Sebastià Casanovas justifica sus insuficiencias al escribir porque a los trece años se vio obligado a abandonar los libros. En ocasiones confiesa haber tenido planes para volver a estudiar: «No hacía mucho tiempo que estaba en esta casa [de Palau]... y ya quería irme y regresar a los estudios, porque trabajar no me gustaba y, por otra parte, siendo el niño que era, ya veía que de lo de mi padre no se podía sacar nada; así que algunas veces escondía los libros, pero siempre me los encontraban y nunca más volvía a verlos, porque estaban seguros de que me iría de casa para seguir los estudios». No miente. El que escribe, autor de un manuscrito privado donde se propone informar de la vida de los suyos a sus descendientes, conoce los modelos que siguen los escritores de libros, pero en el momento de ponerlos en práctica se lía. Sabe que los libros se organizan en capítulos, que van numerados, que se encabezan con un resumen del propósito, pero ha olvidado cómo se estructura el contenido. El suyo se repite, se bifurca, se despista y, en general, a veces no consigue que la escritura coloque en orden el caos en el que se dispersa el incontinente pensamiento.
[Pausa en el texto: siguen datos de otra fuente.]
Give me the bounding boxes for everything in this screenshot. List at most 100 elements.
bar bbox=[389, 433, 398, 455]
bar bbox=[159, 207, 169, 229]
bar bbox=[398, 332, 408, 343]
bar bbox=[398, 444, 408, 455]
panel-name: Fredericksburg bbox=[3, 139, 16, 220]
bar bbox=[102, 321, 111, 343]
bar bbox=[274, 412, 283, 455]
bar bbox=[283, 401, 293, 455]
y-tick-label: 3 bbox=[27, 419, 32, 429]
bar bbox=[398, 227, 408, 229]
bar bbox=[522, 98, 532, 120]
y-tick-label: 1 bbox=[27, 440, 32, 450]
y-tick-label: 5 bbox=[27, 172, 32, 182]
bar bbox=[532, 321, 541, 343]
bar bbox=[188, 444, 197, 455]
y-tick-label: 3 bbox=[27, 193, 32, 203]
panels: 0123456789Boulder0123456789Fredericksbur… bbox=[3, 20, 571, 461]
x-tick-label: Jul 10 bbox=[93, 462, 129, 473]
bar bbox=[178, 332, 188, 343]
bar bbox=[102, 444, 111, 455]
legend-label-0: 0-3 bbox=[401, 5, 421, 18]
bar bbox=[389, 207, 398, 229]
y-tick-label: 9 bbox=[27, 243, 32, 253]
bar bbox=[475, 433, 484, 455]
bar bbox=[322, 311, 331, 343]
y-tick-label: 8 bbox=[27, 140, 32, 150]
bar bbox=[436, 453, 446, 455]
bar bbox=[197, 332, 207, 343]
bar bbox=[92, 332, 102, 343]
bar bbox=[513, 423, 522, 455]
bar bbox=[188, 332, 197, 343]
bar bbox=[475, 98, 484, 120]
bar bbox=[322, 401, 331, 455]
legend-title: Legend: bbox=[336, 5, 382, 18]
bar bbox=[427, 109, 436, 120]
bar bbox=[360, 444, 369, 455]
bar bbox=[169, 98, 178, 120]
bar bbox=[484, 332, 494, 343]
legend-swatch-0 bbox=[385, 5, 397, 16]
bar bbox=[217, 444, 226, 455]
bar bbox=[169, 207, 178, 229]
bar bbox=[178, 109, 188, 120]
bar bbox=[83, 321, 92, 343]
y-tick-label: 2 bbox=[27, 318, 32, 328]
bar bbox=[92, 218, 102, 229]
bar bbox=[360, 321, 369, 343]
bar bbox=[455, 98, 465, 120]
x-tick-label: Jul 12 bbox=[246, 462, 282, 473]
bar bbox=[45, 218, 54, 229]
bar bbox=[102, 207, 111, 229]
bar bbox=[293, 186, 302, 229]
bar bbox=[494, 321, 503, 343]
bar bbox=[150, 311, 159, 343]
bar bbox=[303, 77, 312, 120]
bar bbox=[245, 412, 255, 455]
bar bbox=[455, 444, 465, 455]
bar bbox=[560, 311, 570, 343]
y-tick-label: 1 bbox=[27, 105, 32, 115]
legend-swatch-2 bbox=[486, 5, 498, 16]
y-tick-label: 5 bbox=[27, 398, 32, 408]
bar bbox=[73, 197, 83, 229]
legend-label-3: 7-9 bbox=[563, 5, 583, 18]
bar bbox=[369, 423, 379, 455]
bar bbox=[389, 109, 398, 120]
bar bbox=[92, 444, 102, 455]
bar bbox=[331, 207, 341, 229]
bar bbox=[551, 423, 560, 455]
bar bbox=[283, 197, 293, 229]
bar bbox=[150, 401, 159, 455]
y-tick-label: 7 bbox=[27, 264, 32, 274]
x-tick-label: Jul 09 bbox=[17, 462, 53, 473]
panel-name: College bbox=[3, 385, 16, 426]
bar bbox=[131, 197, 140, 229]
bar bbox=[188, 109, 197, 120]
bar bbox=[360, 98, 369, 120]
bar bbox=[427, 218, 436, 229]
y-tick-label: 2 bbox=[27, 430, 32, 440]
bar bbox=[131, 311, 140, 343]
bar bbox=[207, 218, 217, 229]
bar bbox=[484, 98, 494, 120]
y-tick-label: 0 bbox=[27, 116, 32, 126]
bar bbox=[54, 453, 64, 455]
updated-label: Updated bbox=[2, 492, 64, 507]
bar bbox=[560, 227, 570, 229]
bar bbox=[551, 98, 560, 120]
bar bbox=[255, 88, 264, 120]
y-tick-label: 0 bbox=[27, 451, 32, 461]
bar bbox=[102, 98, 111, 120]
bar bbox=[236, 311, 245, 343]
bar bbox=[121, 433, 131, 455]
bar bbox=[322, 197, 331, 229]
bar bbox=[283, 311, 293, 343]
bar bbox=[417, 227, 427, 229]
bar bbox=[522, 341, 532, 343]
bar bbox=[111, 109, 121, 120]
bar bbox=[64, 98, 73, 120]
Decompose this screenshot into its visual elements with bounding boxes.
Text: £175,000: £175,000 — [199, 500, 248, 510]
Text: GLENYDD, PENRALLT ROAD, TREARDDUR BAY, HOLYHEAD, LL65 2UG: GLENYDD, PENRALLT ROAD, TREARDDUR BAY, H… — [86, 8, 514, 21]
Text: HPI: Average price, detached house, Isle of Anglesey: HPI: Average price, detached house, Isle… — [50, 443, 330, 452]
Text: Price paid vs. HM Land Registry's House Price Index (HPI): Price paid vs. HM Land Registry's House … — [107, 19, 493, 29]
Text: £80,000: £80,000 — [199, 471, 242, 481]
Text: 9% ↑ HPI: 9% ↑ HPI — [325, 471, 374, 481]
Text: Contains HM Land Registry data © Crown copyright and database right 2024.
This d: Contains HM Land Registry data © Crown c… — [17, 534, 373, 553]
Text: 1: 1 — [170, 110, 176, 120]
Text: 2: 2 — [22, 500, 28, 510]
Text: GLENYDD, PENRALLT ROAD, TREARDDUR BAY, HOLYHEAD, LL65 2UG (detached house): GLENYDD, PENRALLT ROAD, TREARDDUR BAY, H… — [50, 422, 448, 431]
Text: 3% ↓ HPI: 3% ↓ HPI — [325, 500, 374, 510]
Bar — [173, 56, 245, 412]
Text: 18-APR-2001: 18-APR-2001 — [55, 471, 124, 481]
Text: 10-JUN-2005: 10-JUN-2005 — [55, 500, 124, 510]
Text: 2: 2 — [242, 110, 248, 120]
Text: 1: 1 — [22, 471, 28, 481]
El campesino ampurdanés posiblemente tuvo una idea. Debió de comprar papel y tinta en algún desplazamiento a Figueres. Hizo una inversión. Creo que no le fue fácil sentarse a escribir, pero alguna noche, quizá de verano, se impuso a sí mismo empezar su libro. ¿De qué trataban los libros que recordaba de su infancia? Eso no lo había olvidado: de moral. Es por donde empieza. Dice, así lo repiten los predicadores, que quiere informar a sus descendientes de cómo se reparten bondad y maldad en las costumbres. Sus recomendaciones, una ristra de tópicos, carecen de interés, ni siquiera como moralista. Tampoco lo precisa este ejercicio inicial al que se lanza. Con él Sebastià se convence a sí mismo de que es capaz de escribir una frase. Añade otra y ya tiene un párrafo. Junta varios párrafos y ve que ha concluido una hoja. Eso no lo dice, pero la escritura es traslúcida y muestra siempre por debajo aquello que está pensando, y penando, quien habla de otros asuntos. Cuando haya escrito un centenar, tendrá el libro que heredarán sus descendientes y ahora leo durante las tardes nubladas de abril.
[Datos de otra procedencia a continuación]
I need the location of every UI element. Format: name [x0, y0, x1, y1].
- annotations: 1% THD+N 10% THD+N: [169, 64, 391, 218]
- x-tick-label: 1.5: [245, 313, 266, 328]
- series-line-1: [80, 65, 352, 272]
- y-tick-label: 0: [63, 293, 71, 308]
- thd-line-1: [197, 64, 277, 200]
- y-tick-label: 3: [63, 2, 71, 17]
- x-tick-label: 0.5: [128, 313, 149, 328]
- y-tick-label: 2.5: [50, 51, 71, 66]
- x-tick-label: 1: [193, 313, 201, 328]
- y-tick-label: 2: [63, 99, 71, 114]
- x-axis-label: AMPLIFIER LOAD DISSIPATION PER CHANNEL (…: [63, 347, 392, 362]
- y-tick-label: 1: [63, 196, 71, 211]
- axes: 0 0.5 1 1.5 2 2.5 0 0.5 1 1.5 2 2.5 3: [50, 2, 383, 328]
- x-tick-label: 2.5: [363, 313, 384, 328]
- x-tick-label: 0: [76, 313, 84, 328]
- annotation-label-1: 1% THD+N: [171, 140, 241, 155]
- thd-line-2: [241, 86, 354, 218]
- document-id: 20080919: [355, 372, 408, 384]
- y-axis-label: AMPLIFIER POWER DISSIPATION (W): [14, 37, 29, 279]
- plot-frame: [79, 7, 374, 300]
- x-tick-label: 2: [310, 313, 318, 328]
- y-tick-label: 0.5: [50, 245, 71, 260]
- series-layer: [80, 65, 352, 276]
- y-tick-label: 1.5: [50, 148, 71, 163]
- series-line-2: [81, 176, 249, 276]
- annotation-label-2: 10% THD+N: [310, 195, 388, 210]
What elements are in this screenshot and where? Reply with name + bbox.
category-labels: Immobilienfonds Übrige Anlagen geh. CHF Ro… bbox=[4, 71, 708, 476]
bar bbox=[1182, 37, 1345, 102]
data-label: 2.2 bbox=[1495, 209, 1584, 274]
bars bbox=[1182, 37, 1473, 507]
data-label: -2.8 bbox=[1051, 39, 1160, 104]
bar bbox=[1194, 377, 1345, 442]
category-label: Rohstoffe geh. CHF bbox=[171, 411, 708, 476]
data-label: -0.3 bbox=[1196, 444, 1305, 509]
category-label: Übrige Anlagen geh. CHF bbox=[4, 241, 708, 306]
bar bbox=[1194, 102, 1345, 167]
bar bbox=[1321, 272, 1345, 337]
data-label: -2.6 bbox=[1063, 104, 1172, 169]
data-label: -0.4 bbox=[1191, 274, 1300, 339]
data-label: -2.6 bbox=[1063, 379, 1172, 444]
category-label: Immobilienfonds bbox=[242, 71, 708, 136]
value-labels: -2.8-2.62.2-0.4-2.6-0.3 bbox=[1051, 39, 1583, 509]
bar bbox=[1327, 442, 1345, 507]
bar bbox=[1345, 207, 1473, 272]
De la descripción del espacio que comparto con el autor, lo que más me interesa, el manuscrito del siglo XVIII escrito en este mismo lugar no sabe qué explicar. Se comprende enseguida. Sebastià aún no ha decidido cómo abordar su propósito. El vértigo de las hojas en blanco hay que salvarlo como sea. Y arranca por donde lo haría cualquiera en una taberna: las imprecaciones contra sus vecinos. Otro tópico al uso. No se refiere a nadie en particular, ni aduce hechos concretos. Poco a poco aprenderá a hacerlo. Generaliza. Ni siquiera acumula agravios, solo les achaca un defecto: «la envidia». Un clásico de la vida rural. Es otro capitulillo decepcionante, pero en él Sebastià descubre algo esencial para su libro. Es capaz de hablar de sus opiniones, no solo de las ajenas moralizantes, y también de su presente a través de las acusaciones, aunque no diga gran cosa. Cada obviedad es un paso adelante. El lector no se interesa por nada de lo que se le cuenta, pero los padecimientos y batallas del escritor, debajo de su escritura, empiezan a fascinarle. Esta es la primera parte del Manuscrit de Palau-Saverdera, una tabla de ejercicios para recuperar el pulso de la escritura abandonada en la infancia.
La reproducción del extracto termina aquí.